LA QUINTA, Calif. — Phil Mickelson still feels as young as ever. He still plays that way, too.
Mickelson, a 48-year-old left-hander, began his 27th full season as a professional on Thursday by flirting with one of the few feats he has not accomplished — golf’s magic number. He finished one stroke short, shooting a 12-under 60 for the first-round lead at the Desert Classic in La Quinta, Calif., tying his career-low score he last shot in the Phoenix Open six years ago. It was the most under par he has been in any of his 2,077 rounds on the PGA Tour.
“It was a kind of a lucky day for me in the sense that I did not feel sharp heading in,” Mickelson said. “I haven’t really had the intense practice sessions that I would like, but I felt like all parts were O.K. and it just clicked. Some days, you have those days where it just clicked. And the bad shots that I hit, I got away with. I was able to kind of not have the big score.”
Needing to play the final two holes in two under to shoot 59 on the cloudy, rainy day at La Quinta Country Club, Mickelson missed a 15-foot birdie attempt on the par-4 17th before holing a 9-footer for birdie on the par-4 18th.
“I was aware of it,” Mickelson said about shooting 59. “I was giving it all I had and I had a good chance. On 17, I hit a nice tee shot in a good spot to kind of hook a sand wedge into that back right pin for me. And I hit a good shot, I had 18 feet though, I should have hit that closer, but still had a good chance to make the putt. Made a good birdie on 18. That’s not an easy hole for me, that shot the way it sits along the water.”
Mickelson had a three-stroke lead over Adam Long, a 31-year-old tour rookie, who finished off a 63 in the dark on PGA West’s Nicklaus Tournament Course. Long eagled the par-5 fourth and had seven birdies — five in a row from No. 9 to No. 13 — in an eight-hole stretch. Curtis Luck of Australia was third at 64; he was also playing La Quinta.
The fog-delayed round was Mickelson’s first on tour since early October and the first in competition since beating Tiger Woods in Las Vegas in November in a made-for-television event.
“I knew it wasn’t far-off, but it didn’t feel like I was ready to go,” Mickelson said. “I just felt like I needed to be careful. I felt I played a little bit more conservative.”
He birdied the first two holes and played the back-to-back par 5s in three under with a birdie on No. 5 and a 5-foot eagle putt on No. 6.
Mickelson added a birdie on the par-4 ninth for a front-nine 30, and birdied the par-4 10th, par-5 11th, par-5 13th and par-4 14th, holing a chip from in front of the 14th green.
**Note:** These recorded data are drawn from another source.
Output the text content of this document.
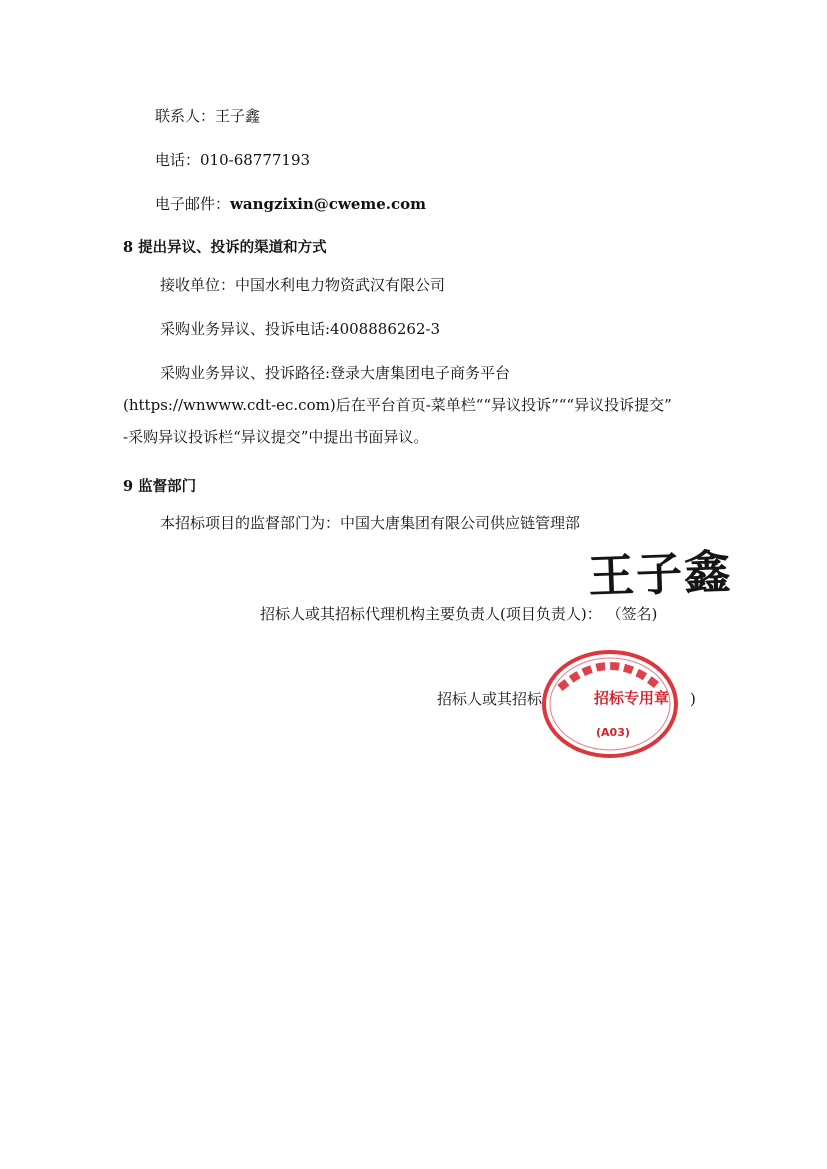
联系人：王子鑫
电话：010-68777193
电子邮件：wangzixin@cweme.com
8 提出异议、投诉的渠道和方式
接收单位：中国水利电力物资武汉有限公司
采购业务异议、投诉电话:4008886262-3
采购业务异议、投诉路径:登录大唐集团电子商务平台
(https://wnwww.cdt-ec.com)后在平台首页-菜单栏““异议投诉”““异议投诉提交”
-采购异议投诉栏“异议提交”中提出书面异议。
9 监督部门
本招标项目的监督部门为：中国大唐集团有限公司供应链管理部
王子鑫
招标人或其招标代理机构主要负责人(项目负责人)： （签名)
招标人或其招标	)
招标专用章
(A03)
“That was an interesting shot because I could have easily lost one and I ended up picking one up,” he said.
He then ran in a 5-footer for birdie on the par-4 16th.
The Desert Classic is the only PGA Tour event to yield two sub-60 rounds. David Duval had a 59 at PGA West’s Palmer Course when he won in 1999. Adam Hadwin shot 59 at La Quinta in 2017.
Top-ranked Justin Rose, also making his 2019 debut, had a 68 at La Quinta — one of three courses used in the event. He is the first No. 1 player to play the tournament since the world ranking began in 1986.
“It’s kind of like you’re at the starting line and they kept dragging it back 30 minutes with the fog,” Rose said. “So, that was tricky just to keep warm really and keep loose. But once I got going, I felt like I played really well.”
TOMS AND DURANT TIED David Toms and Joe Durant each shot seven-under 65 to share the first-round lead in the PGA Tour Champions’ season-ending Mitsubishi Electric Championship at Hualalai in Kailua-Kona, Hawaii.
Toms closed his bogey-free round with a 2-foot birdie putt on the par-4 18th. He won the United States Senior Open last year for his first Champions title after winning 13 times on the PGA Tour.
Durant, a four-time PGA Tour champion who has won three times on the 50-and-over circuit, also birdied the 18th.
Miguel Ángel Jiménez and Scott Parel were tied for third at 68. Jiménez won at Hualalai in 2015.